Ingredients:
- 4 salmon fillets, 6 oz (170g) each, skin-on
- 1 tsp (6g) kosher salt
- ½ tsp (1g) freshly cracked black pepper
- ½ tsp (1g) garlic powder
- 1 tbsp (15ml) extra virgin olive oil
- 1 tbsp (14g) unsalted butter
Instructions:
- Remove fillets from the fridge 15 minutes before cooking to take the chill off.
- Use paper towels to pat the skin side of the salmon completely dry to ensure a proper sear.
- Season the flesh side of the fillets generously with salt, pepper, and garlic powder.

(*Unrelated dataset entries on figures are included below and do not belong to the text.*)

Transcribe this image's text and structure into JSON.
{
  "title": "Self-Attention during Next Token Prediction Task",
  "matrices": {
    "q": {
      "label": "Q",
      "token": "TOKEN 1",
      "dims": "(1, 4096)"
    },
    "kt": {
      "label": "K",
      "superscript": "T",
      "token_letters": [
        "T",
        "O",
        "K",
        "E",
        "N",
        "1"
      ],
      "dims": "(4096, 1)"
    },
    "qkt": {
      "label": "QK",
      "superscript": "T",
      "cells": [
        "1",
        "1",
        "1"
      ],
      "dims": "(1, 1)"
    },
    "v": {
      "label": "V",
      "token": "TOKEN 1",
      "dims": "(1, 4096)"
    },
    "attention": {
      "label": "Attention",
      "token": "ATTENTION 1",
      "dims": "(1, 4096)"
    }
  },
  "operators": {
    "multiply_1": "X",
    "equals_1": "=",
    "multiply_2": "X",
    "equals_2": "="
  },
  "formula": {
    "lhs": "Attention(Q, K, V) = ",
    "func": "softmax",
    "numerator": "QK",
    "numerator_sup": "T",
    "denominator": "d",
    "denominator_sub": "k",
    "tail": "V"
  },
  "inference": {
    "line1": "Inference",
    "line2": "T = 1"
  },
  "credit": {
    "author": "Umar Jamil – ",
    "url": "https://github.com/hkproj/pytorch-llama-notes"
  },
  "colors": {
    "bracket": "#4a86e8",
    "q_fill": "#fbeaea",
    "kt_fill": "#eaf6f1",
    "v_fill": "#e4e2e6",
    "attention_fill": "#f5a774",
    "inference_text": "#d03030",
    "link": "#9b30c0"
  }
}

- Place a 12-inch cast iron skillet or heavy-bottomed stainless steel pan over medium-high heat and add the olive oil.
- Once the oil shimmers, place the fillets in the pan skin-side down.
- Use a spatula to press firmly on each fillet for 30–60 seconds to prevent curling and ensure edge-to-edge contact.
- Leave the salmon undisturbed for 5–6 minutes until the skin is mahogany-colored and releases easily from the pan.
- Add the butter to the pan and carefully flip the fillets.
- Sear the flesh side for 2–3 minutes.
- Remove the fillets when the internal temperature reaches 125°F (52°C) for medium-rare or 135°F (57°C) for medium.